How to extract data from web pages for analysis

extract blueberries

When we don’t have data either, we create it, or we extract it from the internet. The three most frequent tasks I believe we all do when retrieving data(web scraping) from the internet are extracting text, URLs and tables from the web pages.

installation

Beautiful Soup and ‘lxml’ are python libraries which we will use today to obtain data from the HTML files. To install them run the following commands in your command prompt

pip install beautifulsoup4
pip install lxml
importing

Beautiful soup is a library which can parse anything and everything for you. Valuable data that was once locked up in poorly-designed websites is now within your reach. Projects that would have taken hours, take only minutes with Beautiful Soup.




With that let’s import the libraries which will be needed today

import bs4 as bs                #Beautiful Soup
import urllib.request           #To read the URLs
import pandas as pd      #Will be used for reading the tables

Libraries are there so that we don’t have to write all the function which we need from scratch. Importing libraries into a program is a cost-effective way of minimising the high-risk aspect of designing, developing, and testing software that has already gone through the development cycle.



parsing
sauce= urllib.request.urlopen('https://en.wikipedia.org/wiki/Martin_Scorsese_filmography')

url.open() is a function to open a URL which might be a string or an object. This function returns the meta information about the page, such as headers. Today we are going to read the filmography page on Wikipedia of my all time favourite director Martin Scorsese.

printing the sauce object

From the image, it is evident that sauce is an object of type HTTPResponse which has all the information about the page. Reading this information/response is our next step. Beautiful soup supports many parser libraries each has its merits and limitations.

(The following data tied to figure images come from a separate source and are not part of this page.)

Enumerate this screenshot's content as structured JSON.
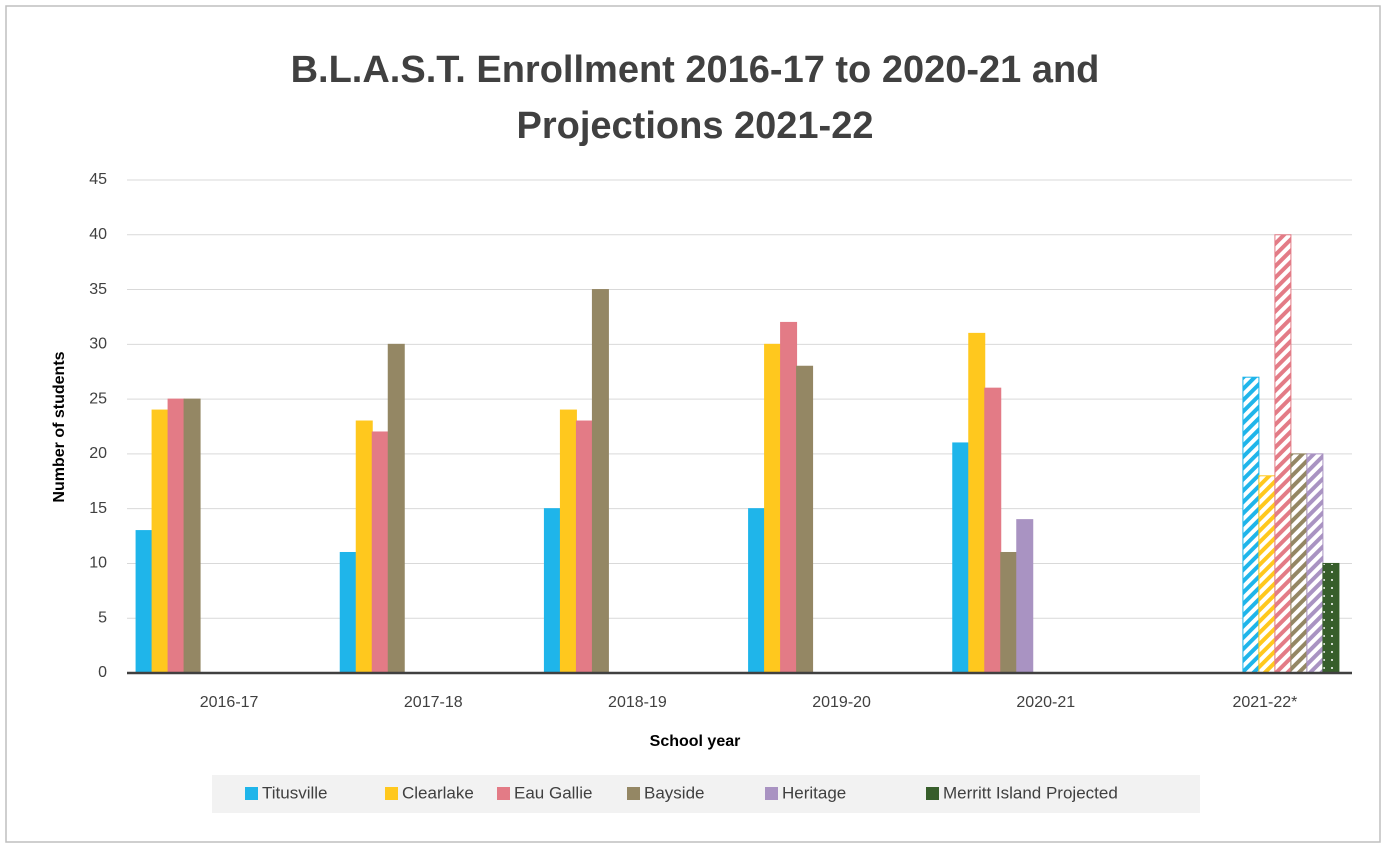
{
  "chart_data": {
    "type": "bar",
    "title": [
      "B.L.A.S.T. Enrollment 2016-17 to 2020-21 and",
      "Projections  2021-22"
    ],
    "x_label": "School year",
    "y_label": "Number of students",
    "categories": [
      "2016-17",
      "2017-18",
      "2018-19",
      "2019-20",
      "2020-21",
      "2021-22*"
    ],
    "series": [
      {
        "name": "Titusville",
        "color": "#1fb5ea",
        "values": [
          13,
          11,
          15,
          15,
          21,
          27
        ]
      },
      {
        "name": "Clearlake",
        "color": "#ffc81e",
        "values": [
          24,
          23,
          24,
          30,
          31,
          18
        ]
      },
      {
        "name": "Eau Gallie",
        "color": "#e37b86",
        "values": [
          25,
          22,
          23,
          32,
          26,
          40
        ]
      },
      {
        "name": "Bayside",
        "color": "#948764",
        "values": [
          25,
          30,
          35,
          28,
          11,
          20
        ]
      },
      {
        "name": "Heritage",
        "color": "#a993c2",
        "values": [
          null,
          null,
          null,
          null,
          14,
          20
        ]
      },
      {
        "name": "Merritt Island Projected",
        "color": "#375e2b",
        "values": [
          null,
          null,
          null,
          null,
          null,
          10
        ]
      }
    ],
    "ylim": [
      0,
      45
    ],
    "yticks": [
      0,
      5,
      10,
      15,
      20,
      25,
      30,
      35,
      40,
      45
    ],
    "grid": true,
    "legend": "bottom"
  }
}
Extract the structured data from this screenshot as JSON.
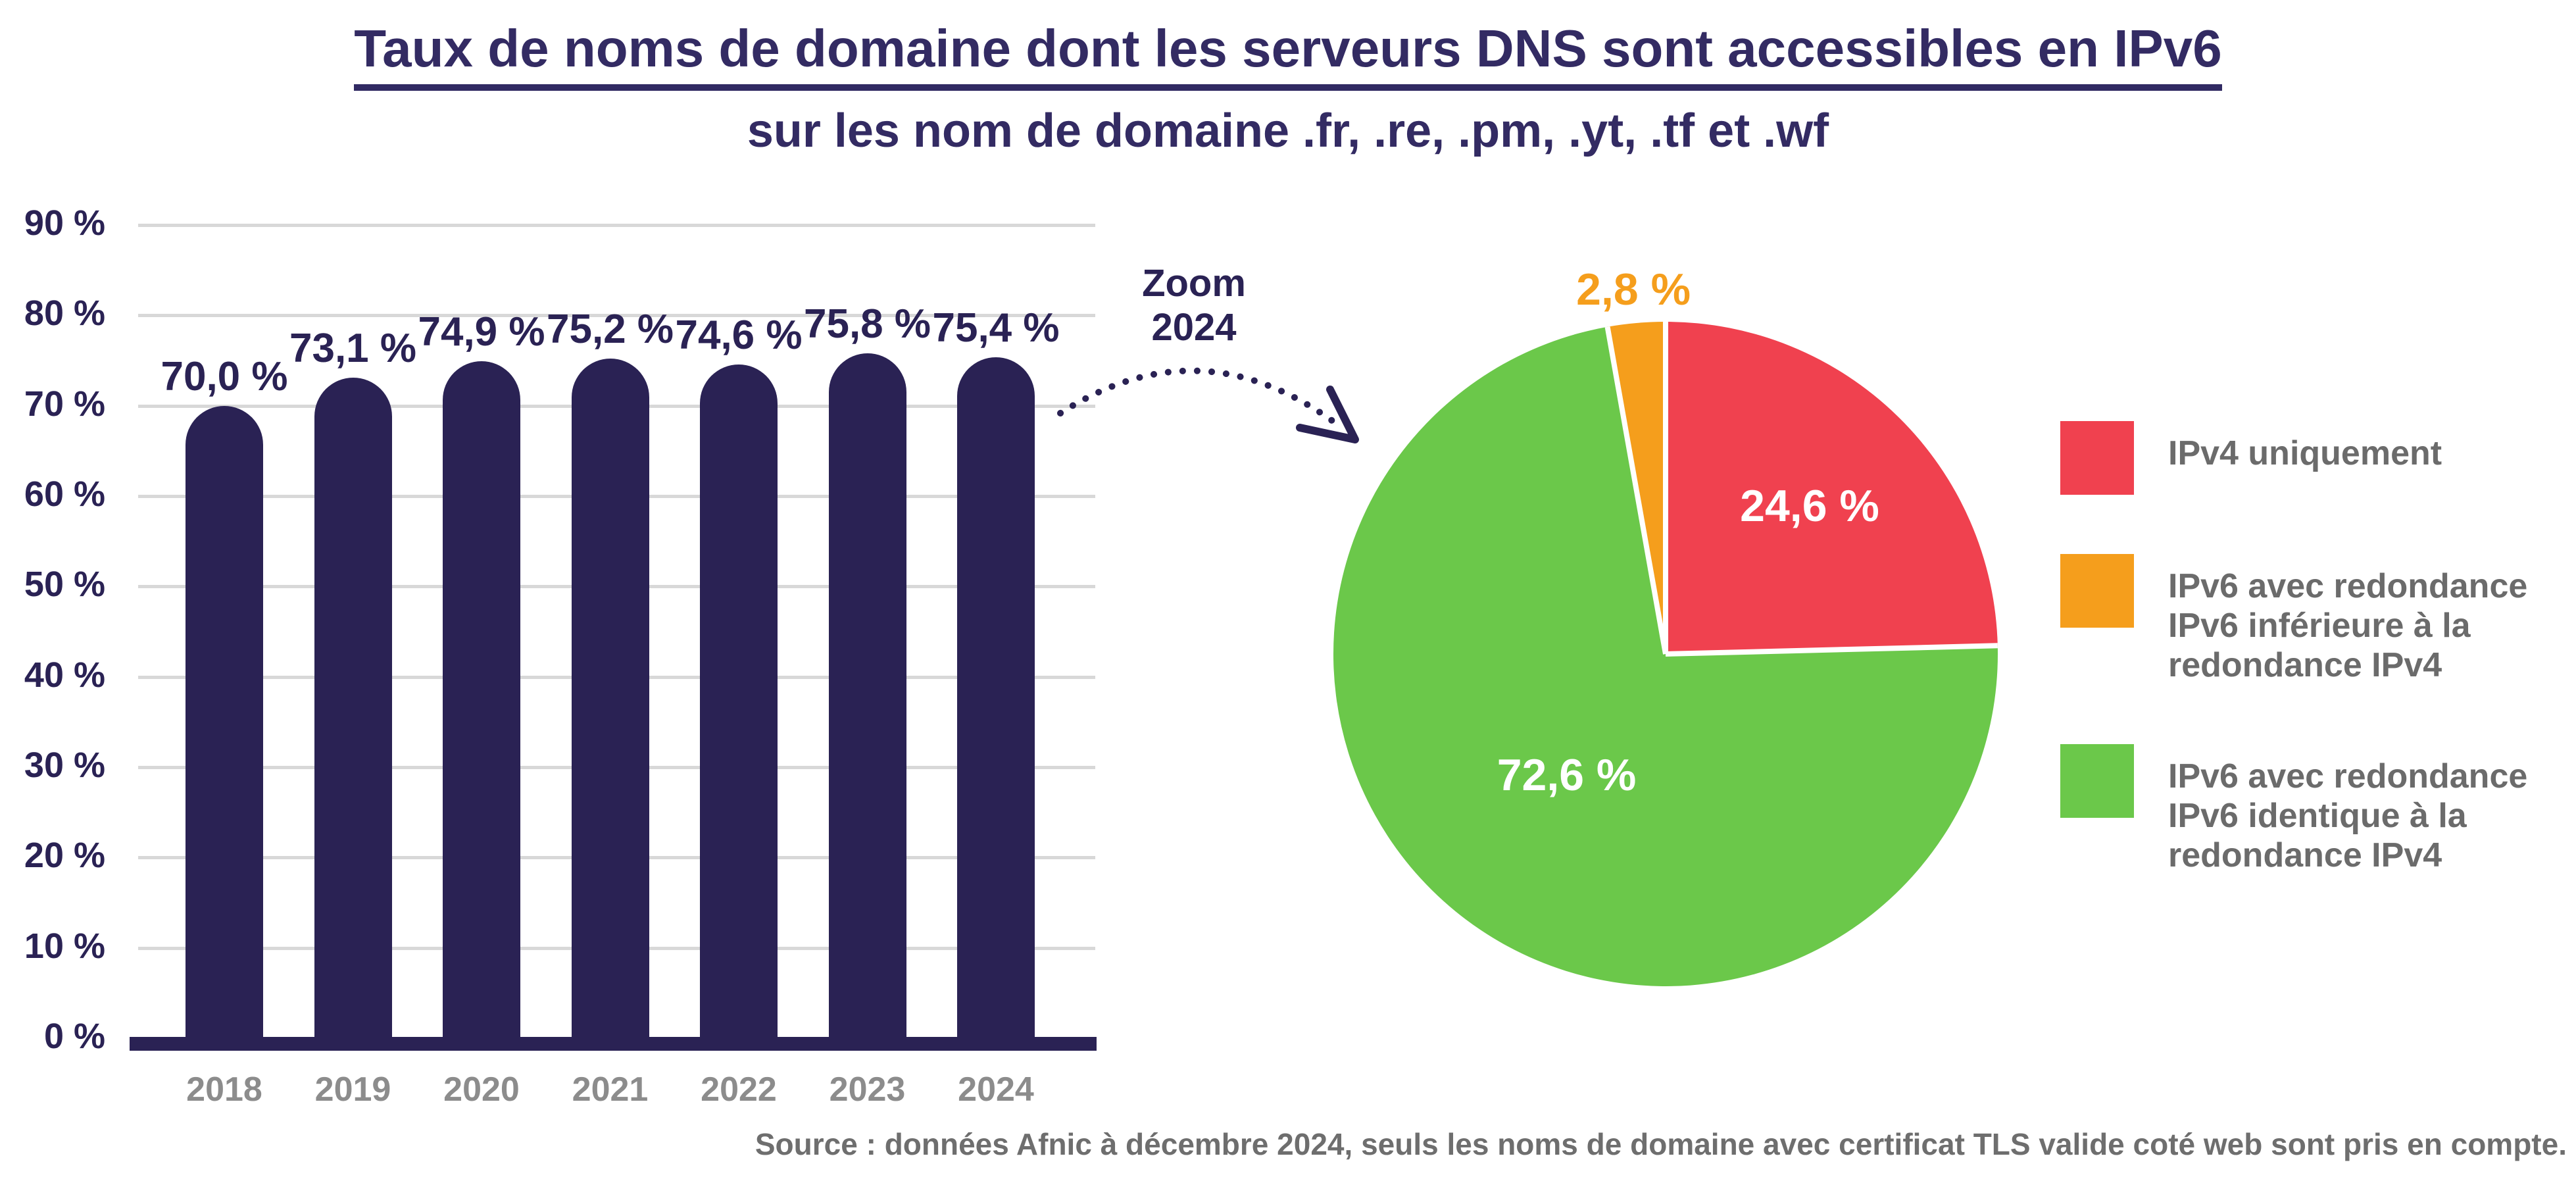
{
  "page": {
    "background": "#FFFFFF"
  },
  "header": {
    "title_line1": "Taux de noms de domaine dont les serveurs DNS sont accessibles en IPv6",
    "title_line2": "sur les nom de domaine .fr, .re, .pm, .yt, .tf et .wf"
  },
  "annotation": {
    "line1": "Zoom",
    "line2": "2024"
  },
  "source": "Source : données Afnic à décembre 2024, seuls les noms de domaine avec certificat TLS valide coté web sont pris en compte.",
  "colors": {
    "navy": "#2A2254",
    "title_indigo": "#332B63",
    "red": "#F0414F",
    "orange": "#F59E1C",
    "green": "#6BC84A",
    "gridline": "#D8D8D8",
    "year_gray": "#8C8C8C",
    "legend_gray": "#6B6B6B",
    "source_gray": "#6E6E6E"
  },
  "chart_data": [
    {
      "type": "bar",
      "title": "Taux de noms de domaine dont les serveurs DNS sont accessibles en IPv6 sur les nom de domaine .fr, .re, .pm, .yt, .tf et .wf",
      "categories": [
        "2018",
        "2019",
        "2020",
        "2021",
        "2022",
        "2023",
        "2024"
      ],
      "values": [
        70.0,
        73.1,
        74.9,
        75.2,
        74.6,
        75.8,
        75.4
      ],
      "value_labels": [
        "70,0 %",
        "73,1 %",
        "74,9 %",
        "75,2 %",
        "74,6 %",
        "75,8 %",
        "75,4 %"
      ],
      "y_ticks": [
        "0 %",
        "10 %",
        "20 %",
        "30 %",
        "40 %",
        "50 %",
        "60 %",
        "70 %",
        "80 %",
        "90 %"
      ],
      "ylim": [
        0,
        90
      ],
      "grid": true,
      "bar_color": "#2A2254"
    },
    {
      "type": "pie",
      "year": "2024",
      "start_angle": "top",
      "direction": "clockwise",
      "slices": [
        {
          "label": "IPv4 uniquement",
          "value": 24.6,
          "display": "24,6 %",
          "color": "#F0414F",
          "text_color": "#FFFFFF"
        },
        {
          "label": "IPv6 avec redondance IPv6 identique à la redondance IPv4",
          "value": 72.6,
          "display": "72,6 %",
          "color": "#6BC84A",
          "text_color": "#FFFFFF"
        },
        {
          "label": "IPv6 avec redondance IPv6 inférieure à la redondance IPv4",
          "value": 2.8,
          "display": "2,8 %",
          "color": "#F59E1C",
          "text_color": "#F59E1C"
        }
      ]
    }
  ],
  "legend": {
    "items": [
      {
        "label": "IPv4 uniquement",
        "color": "#F0414F"
      },
      {
        "label": "IPv6 avec redondance IPv6 inférieure à la redondance IPv4",
        "color": "#F59E1C"
      },
      {
        "label": "IPv6 avec redondance IPv6 identique à la redondance IPv4",
        "color": "#6BC84A"
      }
    ]
  }
}
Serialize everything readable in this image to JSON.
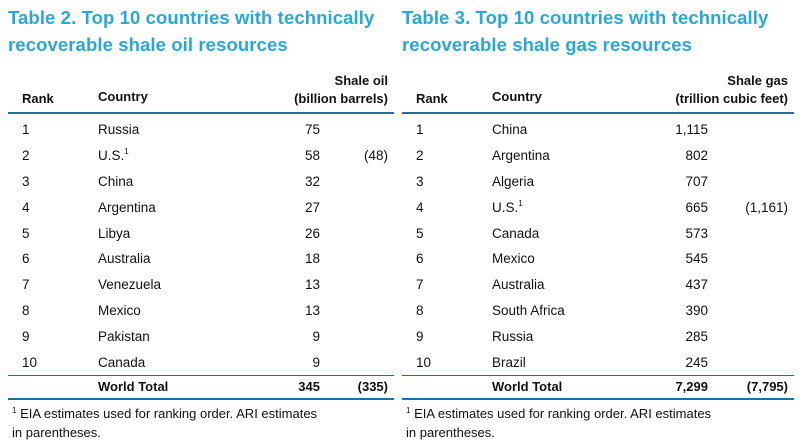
{
  "oil": {
    "title_line1": "Table 2. Top 10 countries with technically",
    "title_line2": "recoverable shale oil resources",
    "col_rank": "Rank",
    "col_country": "Country",
    "col_value_line1": "Shale oil",
    "col_value_line2": "(billion barrels)",
    "rows": [
      {
        "rank": "1",
        "country": "Russia",
        "footnote_mark": "",
        "value": "75",
        "alt": ""
      },
      {
        "rank": "2",
        "country": "U.S.",
        "footnote_mark": "1",
        "value": "58",
        "alt": "(48)"
      },
      {
        "rank": "3",
        "country": "China",
        "footnote_mark": "",
        "value": "32",
        "alt": ""
      },
      {
        "rank": "4",
        "country": "Argentina",
        "footnote_mark": "",
        "value": "27",
        "alt": ""
      },
      {
        "rank": "5",
        "country": "Libya",
        "footnote_mark": "",
        "value": "26",
        "alt": ""
      },
      {
        "rank": "6",
        "country": "Australia",
        "footnote_mark": "",
        "value": "18",
        "alt": ""
      },
      {
        "rank": "7",
        "country": "Venezuela",
        "footnote_mark": "",
        "value": "13",
        "alt": ""
      },
      {
        "rank": "8",
        "country": "Mexico",
        "footnote_mark": "",
        "value": "13",
        "alt": ""
      },
      {
        "rank": "9",
        "country": "Pakistan",
        "footnote_mark": "",
        "value": "9",
        "alt": ""
      },
      {
        "rank": "10",
        "country": "Canada",
        "footnote_mark": "",
        "value": "9",
        "alt": ""
      }
    ],
    "total_label": "World Total",
    "total_value": "345",
    "total_alt": "(335)",
    "footnote_mark": "1",
    "footnote_line1": "EIA estimates used for ranking order. ARI estimates",
    "footnote_line2": "in parentheses."
  },
  "gas": {
    "title_line1": "Table 3. Top 10 countries with technically",
    "title_line2": "recoverable shale gas resources",
    "col_rank": "Rank",
    "col_country": "Country",
    "col_value_line1": "Shale gas",
    "col_value_line2": "(trillion cubic feet)",
    "rows": [
      {
        "rank": "1",
        "country": "China",
        "footnote_mark": "",
        "value": "1,115",
        "alt": ""
      },
      {
        "rank": "2",
        "country": "Argentina",
        "footnote_mark": "",
        "value": "802",
        "alt": ""
      },
      {
        "rank": "3",
        "country": "Algeria",
        "footnote_mark": "",
        "value": "707",
        "alt": ""
      },
      {
        "rank": "4",
        "country": "U.S.",
        "footnote_mark": "1",
        "value": "665",
        "alt": "(1,161)"
      },
      {
        "rank": "5",
        "country": "Canada",
        "footnote_mark": "",
        "value": "573",
        "alt": ""
      },
      {
        "rank": "6",
        "country": "Mexico",
        "footnote_mark": "",
        "value": "545",
        "alt": ""
      },
      {
        "rank": "7",
        "country": "Australia",
        "footnote_mark": "",
        "value": "437",
        "alt": ""
      },
      {
        "rank": "8",
        "country": "South Africa",
        "footnote_mark": "",
        "value": "390",
        "alt": ""
      },
      {
        "rank": "9",
        "country": "Russia",
        "footnote_mark": "",
        "value": "285",
        "alt": ""
      },
      {
        "rank": "10",
        "country": "Brazil",
        "footnote_mark": "",
        "value": "245",
        "alt": ""
      }
    ],
    "total_label": "World Total",
    "total_value": "7,299",
    "total_alt": "(7,795)",
    "footnote_mark": "1",
    "footnote_line1": "EIA estimates used for ranking order. ARI estimates",
    "footnote_line2": "in parentheses."
  },
  "colors": {
    "title": "#2aa7d9",
    "rule": "#1f6fa0"
  }
}
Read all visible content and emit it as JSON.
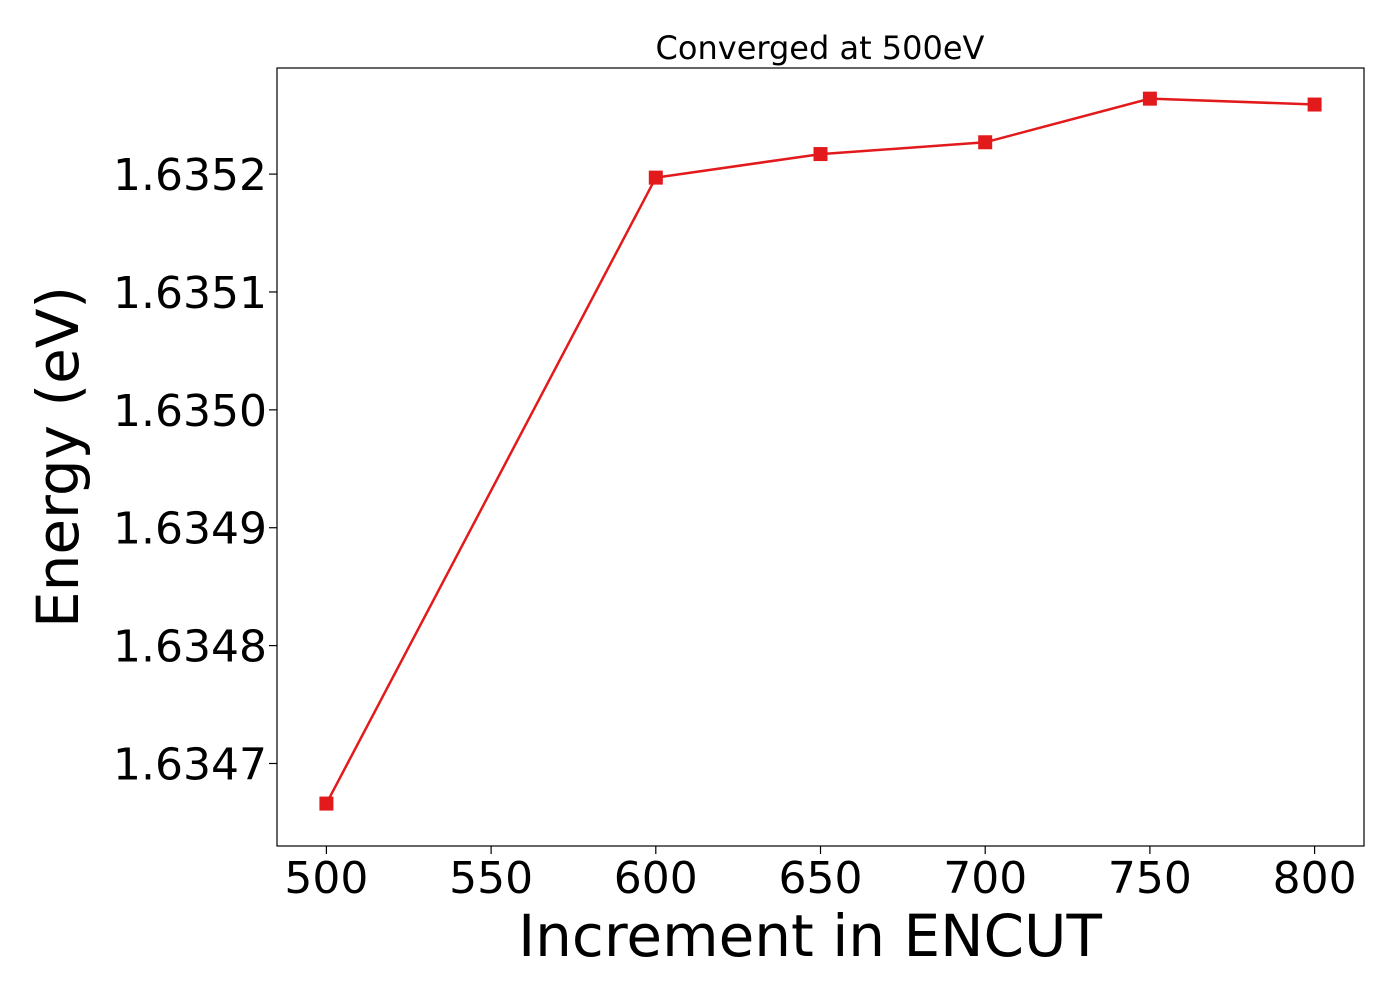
{
  "chart_data": {
    "type": "line",
    "title": "Converged at 500eV",
    "xlabel": "Increment in ENCUT",
    "ylabel": "Energy (eV)",
    "xlim": [
      485,
      815
    ],
    "ylim": [
      1.63463,
      1.63529
    ],
    "xticks": [
      500,
      550,
      600,
      650,
      700,
      750,
      800
    ],
    "yticks": [
      1.6347,
      1.6348,
      1.6349,
      1.635,
      1.6351,
      1.6352
    ],
    "ytick_labels": [
      "1.6347",
      "1.6348",
      "1.6349",
      "1.6350",
      "1.6351",
      "1.6352"
    ],
    "grid": false,
    "series": [
      {
        "color": "#e31a1c",
        "marker": "square",
        "x": [
          500,
          600,
          650,
          700,
          750,
          800
        ],
        "y": [
          1.634666,
          1.635197,
          1.635217,
          1.635227,
          1.635264,
          1.635259
        ]
      }
    ]
  }
}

soup=bs.BeautifulSoup(sauce,'lxml')

Most of the times I use lxml parser for HTML  to read the response because it is swift and is very lenient.  We provide the response object to and the type of parser we are going to learn to the Beautiful soup.




Beautiful soup will convert the given webpage into a complex tree of Python objects which will be parsed to extract and manipulate the data.
printing the soup object
In layman words, soup has the source code of the webpage. From here we will use different functions to pull the data which we need.

title of the page
print(soup.title)

title of the page

Information in HTML pages are in tags such as <title>, <p>, <a>, etc.  To get information in the form of pure text without any tags attached we should use string or text attributes.

print(soup.title.text)

title without tags



paragraph

Since paragraph in HTML is under <p> tag. Whenever we have to trace paragraph in the soup(Beautiful Soup object), we use ‘p’ attribute to find it.

print(soup.p)

paragraph of webpage with tags

To fetch out all the paragraphs from the webpage we will use the function find_all(). Beautiful Soup provides many methods to trace the tree when you are searching for a tag or multiple tags. find_all() and find() are the two most used.

print(soup.find_all('p'))

all paragraph with tags

No human would like to read such a clunky text. Let’s make it a bit according to our taste by removing the tags and printing each paragraph separately. For eliminating the tags, we will again use string, and for printing separately we will use for loop.

for paragraph in soup.find_all('p'):
    print(paragraph.text)

each para seperate without tags

LINKS

Tag used for storing URLs in HTML is <a>. Similar to how we retrieved paragraphs we can also link too.

for url in soup.find_all('a'):
    print(url.get('href'))

URLs

Any webpage has some of the internal links which lead to the other pages of the website, and there are some who take us all together to a webpage of a different site.

Tables

Though we can extract data from HTML table using Beautiful Soup object which is factory standard I will tell you a way which is more comfortable than that. We all know that pandas is an excellent tool for managing data but very few people know that we can scrape a website.

dfs=pd.read_html('https://en.wikipedia.org/wiki/Martin_Scorsese_filmography')

len(dfs)
#11

There are total 11 tables in this webpage which are all stored in dfs object of pandas in the form of an array.

df[1]

dataframe

In a matter of seconds, we have all the data on the entire page which we can use it the way we want. On International Women’s day, I wrote an article which was a by-product of my small project on web scraping.  I hope you would find this post helpful.